Tissue inhibitor of metalloproteinases-2 (TIMP-2) and insulin-like growth factor-binding protein 7 (IGFBP7) are promising biomarkers in acute kidney injury. Here, we investigated the performance of both cell cycle arrest markers in predicting the occurrence and, in particular, duration of functionally defined delayed graft function (fDGF) in donation after circulatory death (DCD) kidney transplant recipients. Furthermore, it was investigated whether their predictability improved in case samples were corrected for dilution with osmolality.

Methods

Seventy-six consecutive DCD recipients were included. Immunosuppression consisted of anti-CD25 antibody induction and triple maintenance therapy (steroids, MMF and CNI).
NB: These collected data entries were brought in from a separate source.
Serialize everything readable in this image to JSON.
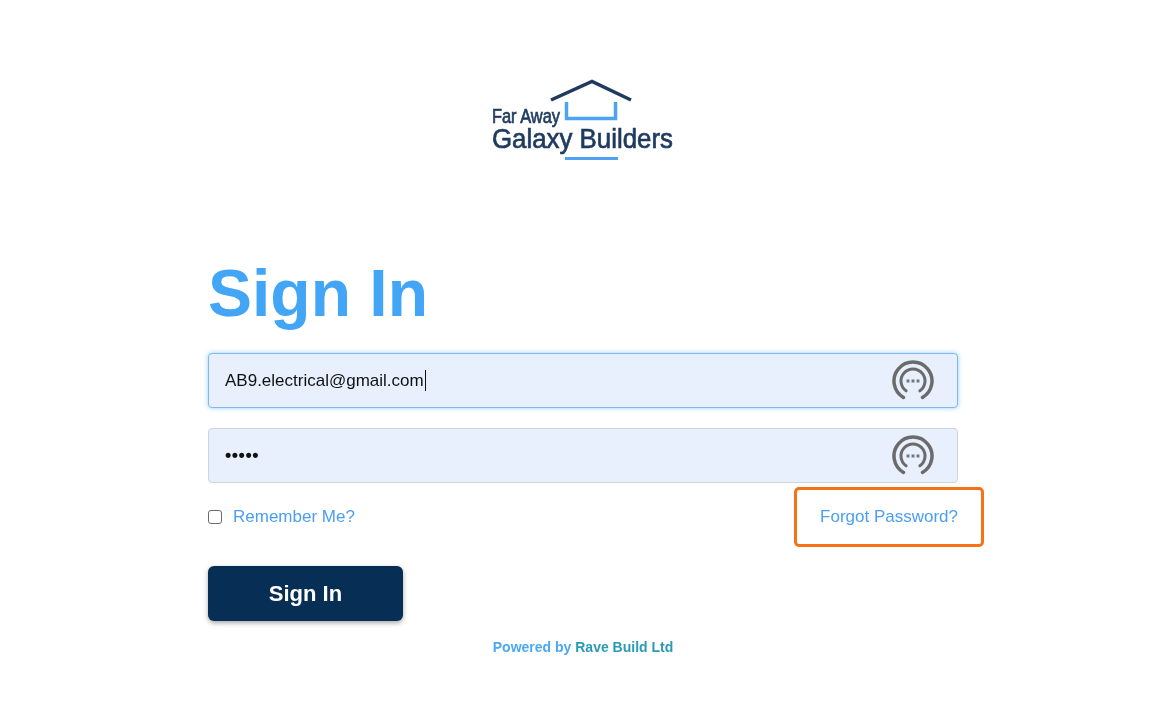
{
  "logo": {
    "lines": [
      "Far Away",
      "Galaxy Builders"
    ]
  },
  "heading": "Sign In",
  "fields": [
    {
      "kind": "email",
      "value": "AB9.electrical@gmail.com",
      "focused": true
    },
    {
      "kind": "password",
      "value": "•••••",
      "focused": false
    }
  ],
  "remember_me": {
    "label": "Remember Me?",
    "checked": false
  },
  "forgot_password": {
    "label": "Forgot Password?",
    "highlighted": true
  },
  "submit_button": "Sign In",
  "footer": {
    "prefix": "Powered by",
    "company": "Rave Build Ltd"
  }
}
TIMP-2 and IGFBP7 were measured in urine by ELISA on post-operative day (POD) 1-10, week 6 and month 6. Linear-mixed model analysis and ROC analysis were performed.

Results

Fifty-one renal transplant recipients suffered from fDGF (67.1%), of which 14 patients had prolonged fDGF (≥21 days; 27.5%). In the first 10 days post transplantation, TIMP-2 (p<0.001) and IGFBP7 (p=0.001) levels were significantly higher in patients with compared to those without fDGF. On POD-1, TIMP-2 adequately identified patients with fDGF, with an AUC of 0.89, while IGFBP7 was only moderately accurate (AUC 0.63). On POD-10, TIMP-2 also predicted prolonged fDGF (AUC 0.77), whereas IGFBP7 did not. Correcting TIMP-2 and IGFBP7 values for dilution using osmolality slightly improved their predictability. Multiplication of TIMP-2 with IGFBP7 was inferior as compared to TIMP-2 alone. Furthermore, with consecutive TIMP-2 values we were able to monitor the resolution of fDGF, with a decrease in TIMP-2 preceding the increase in eGFR.

Conclusion

TIMP-2, but not IGFBP7, is a promising biomarker to predict the presence and duration of fDGF in DCD kidney transplant recipients.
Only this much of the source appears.